Optimization completed because the size of the gradient is less than
the value of the optimality tolerance.
Rho2 = X(1);
Nu2 = X(2);

% Obtain final Alpha from at-the-money volatility using calibrated parameters
Alpha2 = atmNormalVol2SabrAlpha(Rho2, Nu2);

% Display calibrated parameters
C = {Alpha1 Beta1 Rho1 Nu1;Alpha2 Beta2 Rho2 Nu2};
format;
CalibratedPrameters = cell2table(C,...
    'VariableNames',{'Alpha' 'Beta' 'Rho' 'Nu'},...
    'RowNames',{'Method 1';'Method 2'})
CalibratedPrameters=2×4 table
                  Alpha      Beta       Rho         Nu   
                _________    ____    _________    _______

    Method 1    0.0023279     0      -0.010078    0.63538
    Method 2    0.0022389     0      -0.019029    0.66368

Use the Calibrated Models

Use the calibrated models to compute new volatilities at any strike value, including negative strikes.

Compute volatilities for models calibrated using Method 1 and Method 2, then plot the results. The model calibrated using Method 2 reproduces the market at-the-money volatility (marked with a circle) exactly.

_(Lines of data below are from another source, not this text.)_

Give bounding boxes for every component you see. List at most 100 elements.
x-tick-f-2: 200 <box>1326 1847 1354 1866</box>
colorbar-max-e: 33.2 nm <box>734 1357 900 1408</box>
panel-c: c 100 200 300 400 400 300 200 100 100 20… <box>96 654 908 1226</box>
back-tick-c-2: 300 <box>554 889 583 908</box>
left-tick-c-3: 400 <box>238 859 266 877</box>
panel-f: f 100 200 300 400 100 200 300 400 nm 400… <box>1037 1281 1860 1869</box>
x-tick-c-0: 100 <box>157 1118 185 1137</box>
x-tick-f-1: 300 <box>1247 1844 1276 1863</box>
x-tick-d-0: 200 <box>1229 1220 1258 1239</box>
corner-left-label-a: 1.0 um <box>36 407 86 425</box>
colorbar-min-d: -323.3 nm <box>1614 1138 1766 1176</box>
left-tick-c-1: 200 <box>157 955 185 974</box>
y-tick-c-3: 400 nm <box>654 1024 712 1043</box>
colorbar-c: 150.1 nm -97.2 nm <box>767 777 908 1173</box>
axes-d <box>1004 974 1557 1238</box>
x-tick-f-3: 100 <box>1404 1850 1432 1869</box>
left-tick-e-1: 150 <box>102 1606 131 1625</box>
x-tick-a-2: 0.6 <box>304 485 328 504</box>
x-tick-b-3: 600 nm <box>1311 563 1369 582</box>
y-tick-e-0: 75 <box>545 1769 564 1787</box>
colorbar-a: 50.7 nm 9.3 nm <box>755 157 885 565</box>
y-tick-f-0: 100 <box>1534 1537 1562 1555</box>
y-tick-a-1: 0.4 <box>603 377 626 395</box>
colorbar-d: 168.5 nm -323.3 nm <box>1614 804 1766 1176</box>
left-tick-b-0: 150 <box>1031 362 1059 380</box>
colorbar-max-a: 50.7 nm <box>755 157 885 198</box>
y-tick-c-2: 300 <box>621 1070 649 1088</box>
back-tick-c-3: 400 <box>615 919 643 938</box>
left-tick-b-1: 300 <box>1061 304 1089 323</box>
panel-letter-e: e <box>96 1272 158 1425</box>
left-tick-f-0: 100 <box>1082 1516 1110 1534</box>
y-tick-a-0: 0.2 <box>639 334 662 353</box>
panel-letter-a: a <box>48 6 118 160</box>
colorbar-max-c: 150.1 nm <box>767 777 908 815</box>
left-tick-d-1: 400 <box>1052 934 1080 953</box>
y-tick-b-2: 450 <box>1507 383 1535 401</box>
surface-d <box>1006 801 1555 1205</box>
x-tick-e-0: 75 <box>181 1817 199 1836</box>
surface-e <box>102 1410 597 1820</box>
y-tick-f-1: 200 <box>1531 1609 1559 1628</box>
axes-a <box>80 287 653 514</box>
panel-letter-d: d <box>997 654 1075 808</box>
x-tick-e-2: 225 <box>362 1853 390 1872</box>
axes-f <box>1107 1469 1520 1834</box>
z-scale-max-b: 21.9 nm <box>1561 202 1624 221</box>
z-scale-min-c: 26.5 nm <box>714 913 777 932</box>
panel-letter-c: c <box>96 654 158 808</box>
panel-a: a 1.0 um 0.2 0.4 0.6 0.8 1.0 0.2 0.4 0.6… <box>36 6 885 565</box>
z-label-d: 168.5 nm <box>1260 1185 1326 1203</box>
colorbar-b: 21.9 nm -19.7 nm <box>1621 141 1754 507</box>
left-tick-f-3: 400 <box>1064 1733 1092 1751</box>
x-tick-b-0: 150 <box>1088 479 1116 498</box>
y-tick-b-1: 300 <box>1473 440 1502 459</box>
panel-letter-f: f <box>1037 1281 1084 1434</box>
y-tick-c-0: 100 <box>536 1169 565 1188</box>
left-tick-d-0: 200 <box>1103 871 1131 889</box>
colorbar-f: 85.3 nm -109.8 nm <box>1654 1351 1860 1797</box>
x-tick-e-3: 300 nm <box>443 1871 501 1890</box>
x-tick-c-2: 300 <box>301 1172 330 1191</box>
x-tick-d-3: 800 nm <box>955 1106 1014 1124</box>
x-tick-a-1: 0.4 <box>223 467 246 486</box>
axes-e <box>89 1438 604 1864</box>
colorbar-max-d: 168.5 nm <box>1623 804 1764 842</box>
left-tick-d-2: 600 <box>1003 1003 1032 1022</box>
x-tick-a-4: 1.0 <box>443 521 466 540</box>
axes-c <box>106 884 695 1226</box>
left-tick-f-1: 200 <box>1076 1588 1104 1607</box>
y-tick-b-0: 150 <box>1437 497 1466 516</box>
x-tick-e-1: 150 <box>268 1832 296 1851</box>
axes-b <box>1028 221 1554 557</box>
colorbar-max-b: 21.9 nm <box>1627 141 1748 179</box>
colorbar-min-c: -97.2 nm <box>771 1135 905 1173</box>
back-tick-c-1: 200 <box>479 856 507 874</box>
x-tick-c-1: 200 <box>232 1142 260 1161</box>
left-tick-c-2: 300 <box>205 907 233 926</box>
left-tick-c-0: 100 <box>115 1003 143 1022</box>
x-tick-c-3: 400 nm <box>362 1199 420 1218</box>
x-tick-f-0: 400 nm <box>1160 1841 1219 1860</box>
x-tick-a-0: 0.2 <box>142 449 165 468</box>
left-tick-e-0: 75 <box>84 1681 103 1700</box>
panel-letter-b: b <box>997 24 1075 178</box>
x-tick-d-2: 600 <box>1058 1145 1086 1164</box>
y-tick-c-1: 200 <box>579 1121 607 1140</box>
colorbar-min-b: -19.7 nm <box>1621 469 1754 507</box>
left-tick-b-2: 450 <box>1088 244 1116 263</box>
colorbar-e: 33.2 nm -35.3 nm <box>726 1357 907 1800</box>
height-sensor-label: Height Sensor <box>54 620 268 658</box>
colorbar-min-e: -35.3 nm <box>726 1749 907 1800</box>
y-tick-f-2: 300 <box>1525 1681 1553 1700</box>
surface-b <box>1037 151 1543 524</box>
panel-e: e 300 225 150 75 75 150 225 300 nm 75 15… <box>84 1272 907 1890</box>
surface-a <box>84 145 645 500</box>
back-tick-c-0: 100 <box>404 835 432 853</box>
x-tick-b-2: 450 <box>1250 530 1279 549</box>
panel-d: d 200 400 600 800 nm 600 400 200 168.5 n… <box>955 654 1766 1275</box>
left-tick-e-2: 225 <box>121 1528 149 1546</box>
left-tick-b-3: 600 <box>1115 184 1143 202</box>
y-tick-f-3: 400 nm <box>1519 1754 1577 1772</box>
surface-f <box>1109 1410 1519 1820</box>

PlottingStrikes = (min(MarketStrikes)-0.0025:0.0001:max(MarketStrikes)+0.0025)';

% Compute volatilities for model calibrated by Method 1
SABR_Model_Method_1 = finmodel("SABR", ...
    'Alpha', Alpha1, 'Beta', Beta1, 'Rho', Rho1, 'Nu', Nu1, ...
    'VolatilityType', 'Normal');

ComputedVols1 = volatilities(finpricer("Analytic", ...
    'Model', SABR_Model_Method_1, 'DiscountCurve', ZeroCurve), ...
    ExerciseDate, CurrentForwardValue, PlottingStrikes);

% Compute volatilities for model calibrated by Method 2
SABR_Model_Method_2 = finmodel("SABR", ...
    'Alpha', Alpha2, 'Beta', Beta2, 'Rho', Rho2, 'Nu', Nu2, ...
    'VolatilityType', 'Normal');

ComputedVols2 = volatilities(finpricer("Analytic", ...
    'Model', SABR_Model_Method_2, 'DiscountCurve', ZeroCurve), ...
    ExerciseDate, CurrentForwardValue, PlottingStrikes);


figure;
plot(MarketStrikes,MarketVolatilities*10000,'xk',...
    PlottingStrikes,ComputedVols1*10000,'b', ...  
    PlottingStrikes,ComputedVols2*10000,'r', ...
    CurrentForwardValue,ATMVolatility*10000,'ok',...
    'MarkerSize',10);

h = gca;
line([0,0],[min(h.YLim),max(h.YLim)],'LineStyle','--');

xlabel('Strike', 'FontWeight', 'bold');
ylabel('Implied Normal Volatility (bps)', 'FontWeight', 'bold');
legend('Market Volatilities', 'Normal SABR Model (Method 1)', ...
    'Normal SABR Model (Method 2)', 'At-the-money volatility', ...
    'Location', 'northwest');

References

[1] Hagan, Patrick S., Deep Kumar, Andrew S. Lesniewski, and Diana E. Woodward. "Managing Smile Risk." Wilmott Magazine, (January 2002):84-108.

[2] West, Graeme. "Calibration of the SABR Model in Illiquid Markets." Applied Mathematical Finance. 12, no. 4 (December 2005): 371–385.